One entity that is often willing to engage with American youth about sex is religion, frequently in the form of speaking out against premarital sex or expressions of women’s or queer sexuality. In my own Jewish education, I don’t recall any advice about sex. What little influence came from a tacit condoning of the (straight) hookup scene in youth groups, considered — half in jest — as a contribution to Jewish matchmaking. If the social glue of sexuality forged romantic bonds among young Jews, it was the least the chaperones could to do look the other way. But ”no comment” on sexuality is not actually a lack of comment. Persistent reinforcement that a topic is off-limits, that’s plenty of message. I’ve spoken to progressive Jewish educators who feel that sexuality is beyond the scope of a religious education, that it’s something they assume kids are getting at home or at day school. Sexuality, an intrinsic component of development, is not often broached in Jewish education.
“No message” about sex doesn’t arrive in a vacuum. My peers outside the Jewish community were hearing plenty of sin talk and filtering it back to me. I was alarmed when a non-Jewish boyfriend in high school admitted that he prayed for forgiveness for our physical intimacy, implicating me in what he perceived as bad behavior. I resented this projection and preferred my abundance of Jewish guilt to be directed at things that I saw as having real moral import (i.e. not my choices about sexual behavior). Beyond religion, we are all subject to attitudes reflected in pop culture. The persistent negation of young people’s agency and ability to consent — to say yes or no — this thicket of confusing messages fills in the space.
In general, Jewish youth groups and synagogues are not jumping at the opportunity to fill this void in students’ moral education. There are individual communities taking the opportunity to teach young people about sexuality across the observance spectrum, though this is not a standard practice even in a progressive setting. Sexuality educator and researcher Mimi Arbeit started a rare sex-ed program for her young adult peers at Moishe Kavod House in the Boston area, beginning with the sex-positive Our Whole Lives sexuality curriculum developed by Unitarian and United Church of Christ congregations. If this seems groundbreaking, we have perhaps regressed since Reform congregations began offering sex-ed courses to confirmation students in 1965.

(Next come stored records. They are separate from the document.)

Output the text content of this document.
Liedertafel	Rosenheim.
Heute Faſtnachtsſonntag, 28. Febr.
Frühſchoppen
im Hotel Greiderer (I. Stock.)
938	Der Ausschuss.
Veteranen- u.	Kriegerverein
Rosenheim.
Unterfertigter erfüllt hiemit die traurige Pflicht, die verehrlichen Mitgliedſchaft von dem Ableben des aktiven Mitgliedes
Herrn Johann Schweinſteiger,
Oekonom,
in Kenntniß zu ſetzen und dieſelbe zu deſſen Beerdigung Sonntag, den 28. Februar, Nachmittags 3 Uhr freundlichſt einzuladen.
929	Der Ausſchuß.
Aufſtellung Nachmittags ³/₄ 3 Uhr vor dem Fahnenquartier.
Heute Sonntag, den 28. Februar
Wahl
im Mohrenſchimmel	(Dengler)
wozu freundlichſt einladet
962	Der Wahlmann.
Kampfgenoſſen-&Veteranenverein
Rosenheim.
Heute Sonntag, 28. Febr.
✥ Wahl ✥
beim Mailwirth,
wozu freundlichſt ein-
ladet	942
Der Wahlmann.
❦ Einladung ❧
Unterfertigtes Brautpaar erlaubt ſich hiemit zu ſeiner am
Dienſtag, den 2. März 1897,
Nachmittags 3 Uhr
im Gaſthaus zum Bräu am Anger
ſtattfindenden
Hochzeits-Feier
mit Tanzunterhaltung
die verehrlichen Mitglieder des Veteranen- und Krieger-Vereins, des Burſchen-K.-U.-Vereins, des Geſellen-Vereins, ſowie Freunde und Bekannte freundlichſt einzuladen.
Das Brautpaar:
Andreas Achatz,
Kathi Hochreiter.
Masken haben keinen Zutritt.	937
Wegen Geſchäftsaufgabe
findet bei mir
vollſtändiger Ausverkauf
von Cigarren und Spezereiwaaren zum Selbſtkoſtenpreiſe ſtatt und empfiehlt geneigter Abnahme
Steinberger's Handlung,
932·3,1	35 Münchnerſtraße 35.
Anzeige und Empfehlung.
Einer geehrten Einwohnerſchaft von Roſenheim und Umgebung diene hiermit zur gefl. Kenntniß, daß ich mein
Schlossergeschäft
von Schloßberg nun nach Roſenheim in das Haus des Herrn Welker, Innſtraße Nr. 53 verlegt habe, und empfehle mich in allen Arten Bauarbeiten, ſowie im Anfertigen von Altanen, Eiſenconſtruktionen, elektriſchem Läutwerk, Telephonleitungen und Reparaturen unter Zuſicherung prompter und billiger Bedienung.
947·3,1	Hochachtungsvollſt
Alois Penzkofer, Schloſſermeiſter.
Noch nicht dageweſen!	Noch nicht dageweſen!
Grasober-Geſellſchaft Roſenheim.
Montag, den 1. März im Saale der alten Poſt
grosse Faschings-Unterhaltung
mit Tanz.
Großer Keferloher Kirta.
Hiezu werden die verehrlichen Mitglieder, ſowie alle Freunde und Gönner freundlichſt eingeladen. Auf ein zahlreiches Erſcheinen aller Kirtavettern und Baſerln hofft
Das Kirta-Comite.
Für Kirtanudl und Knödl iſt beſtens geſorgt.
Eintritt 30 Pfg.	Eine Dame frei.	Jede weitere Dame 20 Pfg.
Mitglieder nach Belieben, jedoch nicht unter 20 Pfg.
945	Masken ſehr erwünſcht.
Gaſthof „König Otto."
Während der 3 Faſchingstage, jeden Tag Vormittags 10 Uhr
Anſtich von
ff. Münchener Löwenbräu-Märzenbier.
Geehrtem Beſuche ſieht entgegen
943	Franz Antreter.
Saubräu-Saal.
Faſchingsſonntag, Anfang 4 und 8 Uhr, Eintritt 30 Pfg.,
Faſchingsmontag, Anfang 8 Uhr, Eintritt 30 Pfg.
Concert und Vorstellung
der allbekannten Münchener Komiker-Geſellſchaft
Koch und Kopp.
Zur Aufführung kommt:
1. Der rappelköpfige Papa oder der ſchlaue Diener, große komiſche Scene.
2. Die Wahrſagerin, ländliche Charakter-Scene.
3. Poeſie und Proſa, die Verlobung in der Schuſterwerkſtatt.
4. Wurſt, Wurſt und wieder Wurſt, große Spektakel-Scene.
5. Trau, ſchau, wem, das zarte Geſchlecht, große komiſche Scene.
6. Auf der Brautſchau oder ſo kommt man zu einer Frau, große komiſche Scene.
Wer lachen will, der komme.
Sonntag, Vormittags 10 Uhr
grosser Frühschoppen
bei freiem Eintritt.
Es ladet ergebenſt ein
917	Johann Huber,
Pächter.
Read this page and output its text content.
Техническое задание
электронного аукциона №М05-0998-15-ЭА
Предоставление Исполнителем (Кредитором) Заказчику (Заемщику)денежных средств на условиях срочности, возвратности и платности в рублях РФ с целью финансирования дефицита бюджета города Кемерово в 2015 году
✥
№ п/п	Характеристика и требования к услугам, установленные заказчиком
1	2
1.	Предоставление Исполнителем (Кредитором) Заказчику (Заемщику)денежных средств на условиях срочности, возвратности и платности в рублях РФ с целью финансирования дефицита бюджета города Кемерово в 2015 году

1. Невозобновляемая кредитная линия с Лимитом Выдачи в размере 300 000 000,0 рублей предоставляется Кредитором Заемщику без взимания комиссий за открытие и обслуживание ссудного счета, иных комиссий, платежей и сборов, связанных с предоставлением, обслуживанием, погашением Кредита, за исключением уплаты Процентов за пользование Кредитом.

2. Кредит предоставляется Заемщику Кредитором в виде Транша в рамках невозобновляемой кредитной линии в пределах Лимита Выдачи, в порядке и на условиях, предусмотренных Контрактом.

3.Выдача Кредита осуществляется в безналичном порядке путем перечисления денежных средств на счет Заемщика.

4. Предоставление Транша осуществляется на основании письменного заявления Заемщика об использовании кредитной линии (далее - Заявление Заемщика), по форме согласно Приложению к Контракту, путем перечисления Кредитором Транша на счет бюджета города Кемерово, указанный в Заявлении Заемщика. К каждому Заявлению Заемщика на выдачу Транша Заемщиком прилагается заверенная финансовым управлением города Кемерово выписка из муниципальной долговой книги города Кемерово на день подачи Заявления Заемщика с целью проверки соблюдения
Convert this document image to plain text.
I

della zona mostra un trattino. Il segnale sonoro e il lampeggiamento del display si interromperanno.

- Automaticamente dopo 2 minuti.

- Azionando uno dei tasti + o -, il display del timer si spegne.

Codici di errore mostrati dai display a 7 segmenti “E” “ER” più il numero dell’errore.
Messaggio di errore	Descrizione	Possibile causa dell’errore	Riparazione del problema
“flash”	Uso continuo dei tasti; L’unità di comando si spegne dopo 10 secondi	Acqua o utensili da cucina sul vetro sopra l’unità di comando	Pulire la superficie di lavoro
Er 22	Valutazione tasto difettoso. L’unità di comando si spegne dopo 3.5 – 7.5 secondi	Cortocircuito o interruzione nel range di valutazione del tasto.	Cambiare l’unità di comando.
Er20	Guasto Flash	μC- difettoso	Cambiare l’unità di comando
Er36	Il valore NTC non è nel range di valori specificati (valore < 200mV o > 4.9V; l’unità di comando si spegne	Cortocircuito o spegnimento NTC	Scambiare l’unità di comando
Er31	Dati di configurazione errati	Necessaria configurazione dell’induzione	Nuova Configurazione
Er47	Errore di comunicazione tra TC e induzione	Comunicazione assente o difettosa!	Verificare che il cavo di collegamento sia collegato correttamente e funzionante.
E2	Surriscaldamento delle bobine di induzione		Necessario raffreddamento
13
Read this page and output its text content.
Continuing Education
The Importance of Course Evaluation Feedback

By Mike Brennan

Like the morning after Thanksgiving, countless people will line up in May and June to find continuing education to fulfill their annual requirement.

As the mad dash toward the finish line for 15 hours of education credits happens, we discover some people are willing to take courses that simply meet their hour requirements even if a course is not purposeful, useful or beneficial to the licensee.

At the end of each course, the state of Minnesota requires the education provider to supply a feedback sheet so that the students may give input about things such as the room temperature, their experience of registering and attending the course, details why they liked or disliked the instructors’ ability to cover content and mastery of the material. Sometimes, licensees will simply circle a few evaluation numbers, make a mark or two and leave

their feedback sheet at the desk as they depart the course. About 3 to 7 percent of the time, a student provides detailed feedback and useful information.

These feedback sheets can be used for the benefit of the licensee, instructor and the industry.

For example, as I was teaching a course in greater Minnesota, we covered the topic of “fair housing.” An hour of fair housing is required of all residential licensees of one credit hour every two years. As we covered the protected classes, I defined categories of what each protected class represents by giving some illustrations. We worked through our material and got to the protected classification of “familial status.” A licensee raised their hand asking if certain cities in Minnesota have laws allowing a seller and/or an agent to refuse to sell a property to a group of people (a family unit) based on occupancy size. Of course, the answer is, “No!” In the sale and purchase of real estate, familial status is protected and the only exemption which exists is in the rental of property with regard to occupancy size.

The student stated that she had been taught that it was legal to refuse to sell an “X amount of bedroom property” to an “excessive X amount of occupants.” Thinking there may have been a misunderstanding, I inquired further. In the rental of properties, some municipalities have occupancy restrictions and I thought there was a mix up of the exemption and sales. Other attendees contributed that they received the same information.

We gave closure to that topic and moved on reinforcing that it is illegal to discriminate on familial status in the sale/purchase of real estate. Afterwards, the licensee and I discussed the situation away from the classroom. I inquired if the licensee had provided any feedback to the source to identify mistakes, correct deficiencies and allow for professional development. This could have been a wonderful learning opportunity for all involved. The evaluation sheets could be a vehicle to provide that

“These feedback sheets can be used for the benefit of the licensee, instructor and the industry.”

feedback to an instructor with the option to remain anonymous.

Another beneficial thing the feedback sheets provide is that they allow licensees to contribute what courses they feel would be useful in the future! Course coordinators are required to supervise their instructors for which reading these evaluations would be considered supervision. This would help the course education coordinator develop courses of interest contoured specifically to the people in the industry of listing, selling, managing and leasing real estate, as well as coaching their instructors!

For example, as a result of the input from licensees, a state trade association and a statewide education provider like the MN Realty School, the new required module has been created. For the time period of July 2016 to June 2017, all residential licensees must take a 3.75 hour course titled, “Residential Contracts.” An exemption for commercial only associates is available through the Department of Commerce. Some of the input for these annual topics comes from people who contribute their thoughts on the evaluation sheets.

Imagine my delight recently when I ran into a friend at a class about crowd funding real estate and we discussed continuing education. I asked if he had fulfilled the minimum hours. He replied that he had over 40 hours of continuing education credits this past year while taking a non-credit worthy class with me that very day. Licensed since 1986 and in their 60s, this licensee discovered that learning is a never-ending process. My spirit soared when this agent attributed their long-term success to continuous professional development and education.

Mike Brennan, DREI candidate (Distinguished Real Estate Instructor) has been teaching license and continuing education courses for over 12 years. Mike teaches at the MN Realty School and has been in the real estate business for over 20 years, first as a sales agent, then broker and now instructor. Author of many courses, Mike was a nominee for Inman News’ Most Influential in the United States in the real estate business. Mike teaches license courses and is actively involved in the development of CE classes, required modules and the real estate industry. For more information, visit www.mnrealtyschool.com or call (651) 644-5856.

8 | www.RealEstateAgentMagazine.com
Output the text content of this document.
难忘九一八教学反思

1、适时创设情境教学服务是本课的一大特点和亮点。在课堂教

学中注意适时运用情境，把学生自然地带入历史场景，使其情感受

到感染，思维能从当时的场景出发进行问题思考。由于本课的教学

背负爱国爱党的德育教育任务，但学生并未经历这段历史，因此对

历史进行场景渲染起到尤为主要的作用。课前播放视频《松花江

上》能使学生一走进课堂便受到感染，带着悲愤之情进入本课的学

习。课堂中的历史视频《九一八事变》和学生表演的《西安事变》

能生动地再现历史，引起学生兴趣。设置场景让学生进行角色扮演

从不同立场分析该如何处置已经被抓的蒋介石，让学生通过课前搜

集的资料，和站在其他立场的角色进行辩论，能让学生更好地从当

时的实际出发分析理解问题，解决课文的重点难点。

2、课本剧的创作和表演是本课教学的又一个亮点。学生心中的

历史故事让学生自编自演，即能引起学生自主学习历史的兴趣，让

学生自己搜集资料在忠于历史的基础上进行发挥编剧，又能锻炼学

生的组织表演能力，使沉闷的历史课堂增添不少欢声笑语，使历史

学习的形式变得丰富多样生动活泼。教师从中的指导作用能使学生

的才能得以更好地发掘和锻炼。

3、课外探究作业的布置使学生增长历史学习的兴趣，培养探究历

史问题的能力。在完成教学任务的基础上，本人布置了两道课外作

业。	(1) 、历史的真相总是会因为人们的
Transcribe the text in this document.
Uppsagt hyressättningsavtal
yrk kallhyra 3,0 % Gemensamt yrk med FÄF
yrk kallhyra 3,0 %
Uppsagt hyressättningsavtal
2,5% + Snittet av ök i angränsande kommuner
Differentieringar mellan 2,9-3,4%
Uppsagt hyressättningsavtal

While secular sex education focuses obsessively on the negative consequences of sex, we aren’t comfortable enough with young people’s sexuality to send direct messages about what they should want from their sexual expression, even if that’s in the future or on their own. But who can deny that this is an important component of a person’s burgeoning sense of self, of ethics in interpersonal relationships, of growth? Jewish organizations tasked with spiritual education may think they are staying neutral, neither condemning nor affirming a student’s sexuality, but the student still lives in a society that enforces rigid gender roles and heteronormative attitudes through shaming and bullying. These omissions marginalize queer youth, even in liberal Jewish settings. And there is no neutral silence; our texts, which we teach our young people to cherish, are often used to justify cruelties and erasures.
Sexuality is at the cusp of what progressive Judaism hasn’t figured out about its relationship to rules. We stay silent to bide time, not having developed a coherent message. But our young people don’t hear “put that into a modern context” or “read the tradition more deeply,” because we’re not making those suggestions out loud. They hear silence, and it becomes their heritage, too.